As you might expect I disagree with you on this SR.

But it’s strange that I was thinking about writing a piece on school uniforms only yesterday so, I’ll do my piece later today and we can compare.

I think we need to do something about uniforms. But what.... I’m not sure.

Boorach said...

I usually agree with virtually everything you write about - but not this one. The rubbish talked about school uniform always amazes me. Schools use them to be able to claim to have a bullying policy (when they don't) and I fail to see what the benefits are other than to the manufacturers of the kit.

JuliaM said...

Isn't it sad that the first instinct of some of the parents was to whine and complain? I'm beginning to wonder why anyone would want to go into teaching - everyone involved in the business seems to be a child!

subrosa said...

What is wrong with parents these days John when they can't see the benefits of school uniform? I mean it costs so little compared with 50 years ago and compared with designer clothing.

subrosa said...

Ah OR it must be our age but I'd like to think it's our common sense.

subrosa said...

I don't expect everyone to agree Tris. Not unless they've seen the distress caused to a hard working single mother whose daughter attended a school where uniform wasn't compulsory. That woman landed herself in debt trying to ensure her daughter wore the same clothing as her peers. Another uniform of sorts, but a very expensive one.

Demetrius said...

At the Elementary School that I was privileged to attend I dare not put into type what the teachers called the pupils or the pupils called the teachers.

subrosa said...

Boorach, you don't see the benefits of all children looking equal? You'd rather see the children from well off families sporting designer clothing and poorer families getting into debt trying to keep up?

What happens when they go to work and have to wear any form of uniform?
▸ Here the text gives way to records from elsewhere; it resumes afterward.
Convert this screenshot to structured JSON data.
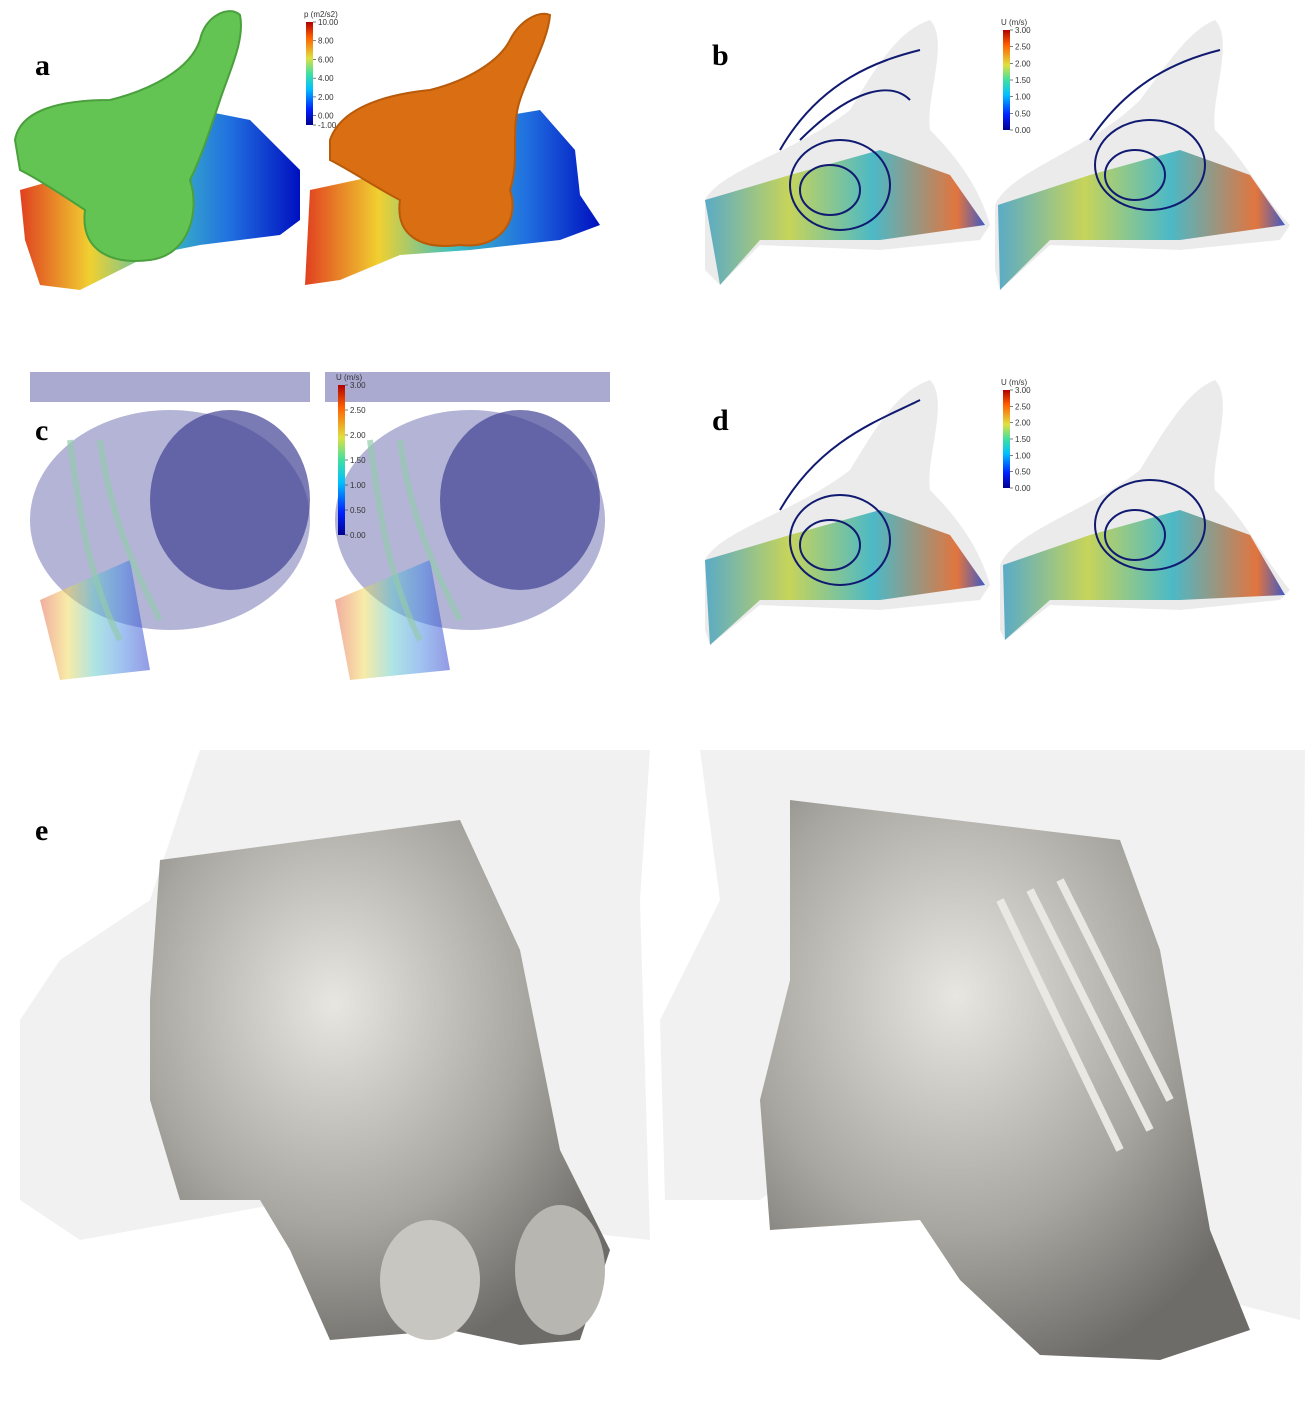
{
  "panels": [
    {
      "label": "a",
      "colorbar": {
        "title": "p (m2/s2)",
        "range": [
          -1,
          10
        ],
        "ticks": [
          {
            "value": 10,
            "label": "10.00"
          },
          {
            "value": 8,
            "label": "8.00"
          },
          {
            "value": 6,
            "label": "6.00"
          },
          {
            "value": 4,
            "label": "4.00"
          },
          {
            "value": 2,
            "label": "2.00"
          },
          {
            "value": 0,
            "label": "0.00"
          },
          {
            "value": -1,
            "label": "-1.00"
          }
        ]
      }
    },
    {
      "label": "b",
      "colorbar": {
        "title": "U (m/s)",
        "range": [
          0,
          3
        ],
        "ticks": [
          {
            "value": 3,
            "label": "3.00"
          },
          {
            "value": 2.5,
            "label": "2.50"
          },
          {
            "value": 2,
            "label": "2.00"
          },
          {
            "value": 1.5,
            "label": "1.50"
          },
          {
            "value": 1,
            "label": "1.00"
          },
          {
            "value": 0.5,
            "label": "0.50"
          },
          {
            "value": 0,
            "label": "0.00"
          }
        ]
      }
    },
    {
      "label": "c",
      "colorbar": {
        "title": "U (m/s)",
        "range": [
          0,
          3
        ],
        "ticks": [
          {
            "value": 3,
            "label": "3.00"
          },
          {
            "value": 2.5,
            "label": "2.50"
          },
          {
            "value": 2,
            "label": "2.00"
          },
          {
            "value": 1.5,
            "label": "1.50"
          },
          {
            "value": 1,
            "label": "1.00"
          },
          {
            "value": 0.5,
            "label": "0.50"
          },
          {
            "value": 0,
            "label": "0.00"
          }
        ]
      }
    },
    {
      "label": "d",
      "colorbar": {
        "title": "U (m/s)",
        "range": [
          0,
          3
        ],
        "ticks": [
          {
            "value": 3,
            "label": "3.00"
          },
          {
            "value": 2.5,
            "label": "2.50"
          },
          {
            "value": 2,
            "label": "2.00"
          },
          {
            "value": 1.5,
            "label": "1.50"
          },
          {
            "value": 1,
            "label": "1.00"
          },
          {
            "value": 0.5,
            "label": "0.50"
          },
          {
            "value": 0,
            "label": "0.00"
          }
        ]
      }
    },
    {
      "label": "e"
    }
  ]
}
Even building society staff have informs. Will they say no I don't like them.

If a child can't learn to take a pride in their school by wearing the uniform then really all's lost.

subrosa said...

I'd hate to be in teaching these days Julia. I'm afraid I'm too outspoken and may tell some parents to grow up.

Any school with any pride in its pupils and achievements has uniform. It's the first lesson in equality for some and says money doesn't buy everything in this modern society.

Joe Public said...

Another issue, besides the uniformity, is the insistence that kids (& their parents) obey instructions.

Or suffer the consequences.

Dick Puddlecote said...

If personal responsibility in adults is desired, surely the idea of discipline must be instilled in children first. That's how I've always seen it anyway. Following a school's uniform policy isn't too much of an authoritarian ask, is it? If a kid can only express their individuality through their clothes, they have a bit of a problem.

And don't most schools allow the final year pupils/students to wear their own clothes both as a rite of passage into adulthood, and as privilege which has been earned?

I'm a libertarian, but I don't see anything wrong with a school uniform, TBH.

subrosa said...

That's what was called the norm in my day Demetrius. I'm sure it continues today although the PC lot will be listening.

subrosa said...

But Joe, in today's society some think consequences can be ignored, cured or solved by the state.

subrosa said...

Well said Dick. There's a bit of libertarian in me I hope (ok ok no laughter please), yet uniform allows all children to feel equal.